No one knows where Rousby's remains are. His tombstone, meanwhile, stayed on a shelf in storage in Michigan, forgotten for nearly two decades.
At the Ford museum, the tour of Susquehanna, which remained on display, no longer spoke of the murdered tax collector. Instead it told a story of antebellum Maryland and life in a border state as the Civil War was breaking out.
"For Americans, it kind of takes the idea of Tara and puts it on its head," Prebys said, referring to the plantation in Gone With the Wind. "It's not a grand, grand house, but it's fairly typical of what the average slaveholder had. They had their money in slaves and horses."
So how did a 100-year-old house transform, through the lens of history, into a 350-year-old house? The tombstone, clearly dating to the 1680s, was automatically linked to the house. Oral histories perpetuated the error. The Carroll family, which built the house in the 19th century, knew how old it was, but their descendants either had died or moved, leaving no link to the past.
Meanwhile, a prominent historical architect of the early 20th century, Henry Chandlee Forman, helped solidify the myth when he dated the house to 1654, King said.
And when the naval base came through and erased the once-thriving community where Susquehanna was located, it meant the stories passed from one generation to the next began to fade, too.
"This was a story that was told all over the place. In the 1930s, everyone knew the Christopher Rousby story," King said. "It's as if the story disappeared from the landscape."
Return to Maryland
Kocen knew the story of Rousby, and in 2001 she and her husband traveled to Dearborn to see the tombstone. "I wanted it," she says, though she knows now that a museum can't just turn a centuries-old artifact over to a private citizen.
For two days, she and her husband waited to view the stone, but it could not be found. On the third day, "they realized we weren't leaving until we saw the stone," she said. Soon, she was able to take pictures of the 5-inch-thick, desktop-sized grave marker and its fading inscriptions.

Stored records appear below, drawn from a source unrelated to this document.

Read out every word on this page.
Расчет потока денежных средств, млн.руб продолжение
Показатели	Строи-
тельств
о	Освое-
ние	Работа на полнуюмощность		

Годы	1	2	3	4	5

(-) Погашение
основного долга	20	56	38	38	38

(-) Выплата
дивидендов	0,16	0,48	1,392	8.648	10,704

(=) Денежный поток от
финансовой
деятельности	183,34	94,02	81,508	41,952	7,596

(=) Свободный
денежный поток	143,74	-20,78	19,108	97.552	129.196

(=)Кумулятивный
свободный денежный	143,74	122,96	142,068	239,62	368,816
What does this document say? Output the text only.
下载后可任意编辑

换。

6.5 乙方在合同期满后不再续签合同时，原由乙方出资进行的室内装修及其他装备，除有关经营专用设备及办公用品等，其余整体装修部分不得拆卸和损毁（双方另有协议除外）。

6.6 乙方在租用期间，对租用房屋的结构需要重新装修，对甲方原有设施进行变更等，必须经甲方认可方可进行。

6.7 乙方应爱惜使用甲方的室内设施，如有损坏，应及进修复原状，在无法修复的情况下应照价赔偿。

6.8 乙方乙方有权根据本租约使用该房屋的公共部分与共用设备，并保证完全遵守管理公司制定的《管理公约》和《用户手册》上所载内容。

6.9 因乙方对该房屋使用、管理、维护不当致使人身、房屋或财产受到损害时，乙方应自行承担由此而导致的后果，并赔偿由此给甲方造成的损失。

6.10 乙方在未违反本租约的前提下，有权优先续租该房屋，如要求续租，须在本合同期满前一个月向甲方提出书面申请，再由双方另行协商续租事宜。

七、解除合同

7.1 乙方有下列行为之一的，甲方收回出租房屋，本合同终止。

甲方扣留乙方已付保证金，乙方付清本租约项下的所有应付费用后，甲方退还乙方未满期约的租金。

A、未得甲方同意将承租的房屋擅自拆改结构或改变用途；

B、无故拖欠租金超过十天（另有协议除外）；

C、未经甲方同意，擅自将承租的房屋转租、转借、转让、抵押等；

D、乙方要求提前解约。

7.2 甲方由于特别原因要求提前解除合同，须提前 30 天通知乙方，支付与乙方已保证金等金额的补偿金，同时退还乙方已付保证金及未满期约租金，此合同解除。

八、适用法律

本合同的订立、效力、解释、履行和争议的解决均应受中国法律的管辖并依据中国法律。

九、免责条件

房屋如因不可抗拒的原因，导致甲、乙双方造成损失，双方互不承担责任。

Kocen, though, wanted to see the stone back in Southern Maryland. She contacted anthropologist King, who had studied Rousby and Susquehanna for years. At Kocen's urging, King secured the stone's return to Maryland. In June 2002, Kocen was on hand when two oversized wooden crates containing its pieces were delivered.
"Considering what it's been through, it's in pretty good shape," King said.
In safe hands
Apparently not good enough, though. The Navy would like to restore and display the stone, said public affairs officer John Romer, but "the funding is not available."
Retired Rear Adm. L.F. "Gus" Eggert, head of the Patuxent River Naval Air Museum Association, which is building an expanded museum on the base, said his facility isn't a proper home for the artifact.
"We're interested in historic aviation, and that's really what it amounts to," Eggert said. "I don't need a tombstone here."
King hopes that a suitable spot can be found. But as a historian, she is just pleased that the tombstone is safe, in the event that someone finds the right place for it five, 50 or 100 years from now.
"There are tens of thousands of stories we could tell with the objects in this building," King said. "We can only tell a few because of space, time and expense.
"If it is not displayed now," she said, "at least it is protected."